Der Nahostexperte Ghanem Nuseibeh schreibt bei Twitter: “Zu sehen, wie tausende junge Saudis bei Konzerten tanzen, ist nicht nur gut für Saudi-Arabien, sondern für die ganze Welt.”
Für die saudische Jugend werden die Fußfesseln des Konservativismus durch MBS entfernt. Dieser Drang nach Modernisierung ist das effektivste Gegenmittel gegen Extremismus.
Nur “kosmetische Veränderungen”?
Ganz so optimistisch sind nicht alle.
► Immer wieder hört man auch etwas anderes: Formula E sei doch nur eine Ausnahme.

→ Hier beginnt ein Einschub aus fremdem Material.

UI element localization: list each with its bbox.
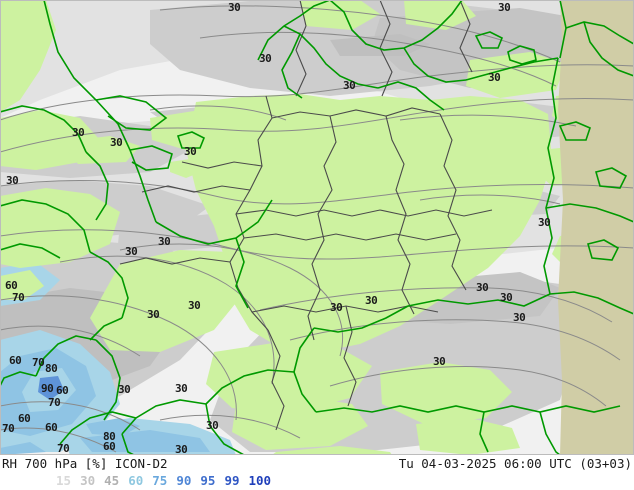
colorbar-tick-90: 90 bbox=[176, 473, 192, 488]
country-borders bbox=[0, 0, 634, 455]
contour-label: 30 bbox=[476, 281, 489, 294]
contour-label: 30 bbox=[125, 245, 138, 258]
contour-label: 30 bbox=[365, 294, 378, 307]
contour-label: 30 bbox=[513, 311, 526, 324]
contour-label: 30 bbox=[343, 79, 356, 92]
contour-label: 30 bbox=[259, 52, 272, 65]
colorbar-tick-100: 100 bbox=[248, 473, 272, 488]
contour-label: 30 bbox=[6, 174, 19, 187]
outside-domain-mask bbox=[558, 0, 634, 455]
contour-label: 60 bbox=[103, 440, 116, 453]
contour-label: 70 bbox=[12, 291, 25, 304]
contour-label: 60 bbox=[9, 354, 22, 367]
contour-label: 30 bbox=[110, 136, 123, 149]
contour-label: 30 bbox=[175, 382, 188, 395]
contour-label: 70 bbox=[32, 356, 45, 369]
rh-fill-blue bbox=[0, 262, 236, 455]
contour-label: 30 bbox=[433, 355, 446, 368]
colorbar-tick-75: 75 bbox=[152, 473, 168, 488]
product-title: RH 700 hPa [%] ICON-D2 bbox=[2, 456, 168, 471]
contour-lines bbox=[0, 5, 634, 453]
colorbar-tick-labels: 15 30 45 60 75 90 95 99 100 bbox=[56, 474, 280, 488]
colorbar-tick-15: 15 bbox=[56, 473, 72, 488]
contour-label: 30 bbox=[147, 308, 160, 321]
map-svg bbox=[0, 0, 634, 455]
contour-label: 30 bbox=[330, 301, 343, 314]
contour-label: 30 bbox=[500, 291, 513, 304]
contour-label: 80 bbox=[45, 362, 58, 375]
footer-bar: RH 700 hPa [%] ICON-D2 Tu 04-03-2025 06:… bbox=[0, 455, 634, 490]
contour-label: 70 bbox=[57, 442, 70, 455]
run-timestamp: Tu 04-03-2025 06:00 UTC (03+03) bbox=[398, 456, 632, 471]
contour-label: 30 bbox=[498, 1, 511, 14]
contour-label: 30 bbox=[188, 299, 201, 312]
contour-label: 30 bbox=[488, 71, 501, 84]
contour-label: 30 bbox=[118, 383, 131, 396]
contour-label: 80 bbox=[103, 430, 116, 443]
contour-label: 30 bbox=[228, 1, 241, 14]
colorbar-tick-95: 95 bbox=[200, 473, 216, 488]
contour-label: 60 bbox=[56, 384, 69, 397]
contour-label: 30 bbox=[72, 126, 85, 139]
contour-label: 60 bbox=[45, 421, 58, 434]
colorbar-tick-30: 30 bbox=[80, 473, 96, 488]
colorbar-tick-99: 99 bbox=[224, 473, 240, 488]
contour-label: 70 bbox=[48, 396, 61, 409]
contour-label: 70 bbox=[2, 422, 15, 435]
colorbar-tick-60: 60 bbox=[128, 473, 144, 488]
contour-label: 30 bbox=[184, 145, 197, 158]
contour-label: 90 bbox=[41, 382, 54, 395]
colorbar-tick-45: 45 bbox=[104, 473, 120, 488]
contour-label: 30 bbox=[158, 235, 171, 248]
contour-label: 30 bbox=[206, 419, 219, 432]
map-canvas[interactable]: 30 30 30 30 30 30 30 30 30 30 30 30 30 30 30 30 30 30 30 30… bbox=[0, 0, 634, 455]
contour-label: 30 bbox=[538, 216, 551, 229]
contour-label: 30 bbox=[175, 443, 188, 455]
contour-label: 60 bbox=[5, 279, 18, 292]
contour-label: 60 bbox=[18, 412, 31, 425]
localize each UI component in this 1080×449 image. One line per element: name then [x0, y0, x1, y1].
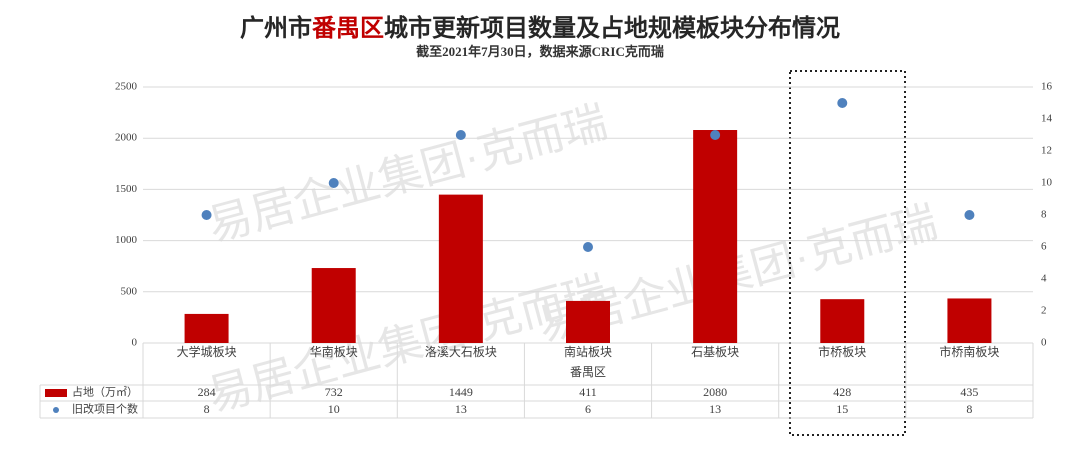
watermark: 易居企业集团·克而瑞 — [203, 97, 612, 251]
title-part: 城市更新项目数量及占地规模板块分布情况 — [384, 14, 840, 42]
table-value: 428 — [833, 385, 851, 399]
y-tick-label: 1000 — [115, 234, 138, 246]
highlight-box — [789, 70, 906, 436]
bar — [693, 130, 738, 343]
point — [201, 210, 212, 220]
x-axis-title: 番禺区 — [570, 365, 606, 379]
point — [455, 130, 466, 140]
legend-label: 占地（万㎡） — [72, 385, 138, 399]
x-tick-label: 大学城板块 — [177, 344, 237, 359]
bar — [184, 313, 229, 343]
title-part: 广州市 — [240, 14, 312, 42]
bar — [311, 268, 356, 343]
table-value: 435 — [960, 385, 978, 399]
table-value: 1449 — [449, 385, 473, 399]
y-tick-label: 500 — [121, 285, 138, 297]
point — [583, 242, 593, 252]
y-tick-label: 0 — [132, 337, 138, 349]
point — [964, 210, 975, 220]
y2-tick-label: 2 — [1041, 305, 1047, 317]
y2-tick-label: 0 — [1041, 337, 1047, 349]
bar — [438, 194, 483, 343]
y2-tick-label: 6 — [1041, 241, 1047, 253]
title-part: 番禺区 — [311, 15, 384, 42]
x-tick-label: 洛溪大石板块 — [425, 344, 497, 359]
bar — [947, 298, 992, 343]
table-value: 10 — [328, 402, 340, 416]
y-tick-label: 1500 — [115, 183, 138, 195]
table-value: 13 — [455, 402, 467, 416]
x-tick-label: 南站板块 — [564, 344, 612, 359]
table-value: 411 — [579, 385, 597, 399]
table-value: 2080 — [703, 385, 727, 399]
point — [328, 178, 339, 188]
x-tick-label: 市桥南板块 — [939, 344, 999, 359]
legend-key — [45, 389, 67, 397]
y2-tick-label: 14 — [1041, 113, 1053, 125]
legend-key — [53, 407, 59, 413]
y2-tick-label: 4 — [1041, 273, 1047, 285]
y2-tick-label: 16 — [1041, 81, 1053, 93]
y2-tick-label: 10 — [1041, 177, 1053, 189]
table-value: 15 — [836, 402, 848, 416]
table-value: 284 — [198, 385, 216, 399]
table-value: 13 — [709, 402, 721, 416]
y-tick-label: 2000 — [115, 132, 138, 144]
table-value: 6 — [585, 402, 591, 416]
point — [710, 130, 721, 140]
x-tick-label: 华南板块 — [310, 344, 358, 359]
legend-label: 旧改项目个数 — [72, 402, 138, 416]
y-tick-label: 2500 — [115, 81, 138, 93]
subtitle: 截至2021年7月30日，数据来源CRIC克而瑞 — [416, 44, 664, 59]
table-value: 8 — [966, 402, 972, 416]
y2-tick-label: 8 — [1041, 209, 1047, 221]
point — [837, 98, 848, 108]
bar — [820, 299, 865, 343]
bar — [566, 300, 610, 343]
x-tick-label: 市桥板块 — [818, 344, 866, 359]
chart-title: 广州市番禺区城市更新项目数量及占地规模板块分布情况 — [240, 14, 840, 42]
table-value: 8 — [204, 402, 210, 416]
x-tick-label: 石基板块 — [691, 345, 739, 359]
table-value: 732 — [325, 385, 343, 399]
y2-tick-label: 12 — [1041, 145, 1052, 157]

► Ein Versuch des Kronprinzen, die Weltöffentlichkeit zu täuschen. Womöglich auch neue Investoren anzuziehen. Immerhin ist das Rennsportevent in der saudischen Hauptstadt auch ein riesiges Geschäft.
► Kritiker sprechen statt einem wirklichen Wandel in Saudi-Arabien gerne von „kosmetischen Veränderungen“. Die großspurig angekündigte Modernisierungskampagne, die Agenda 2030 des Königshauses, sei nur eine Imagekampagne.
Etwa im Falle der Liberalisierung der Frauenrechte: Zwar dürfen saudische Frauen seit diesem Sommer Autofahren, gleichzeitig aber geht das Königshaus immer entschiedener gegen Frauenrechtlerinnen und feministische Aktivisten vor.
Wegen skrupelloser Kampagnen wie dieser kommt auch nicht bei allen gut an, dass David Guetta ein Lobeslied auf den König anstimmen lässt.
► Bei Twitter schreibt ein Nutzer: „Stell dir vor, du genießt ein Konzert und auf einmal spielt der DJ ein Lied über den saudischen König. So eine Enttäuschung.”
► „Ich wollte nur Liebe und Respekt für eure Kultur zeigen“, ruft David Guetta der Menge zu.
Wer in die Gesichter der Menschen hier blickt, der erkennt schnell: Für sie geht es in diesen Stunden ohnehin nicht um Politik.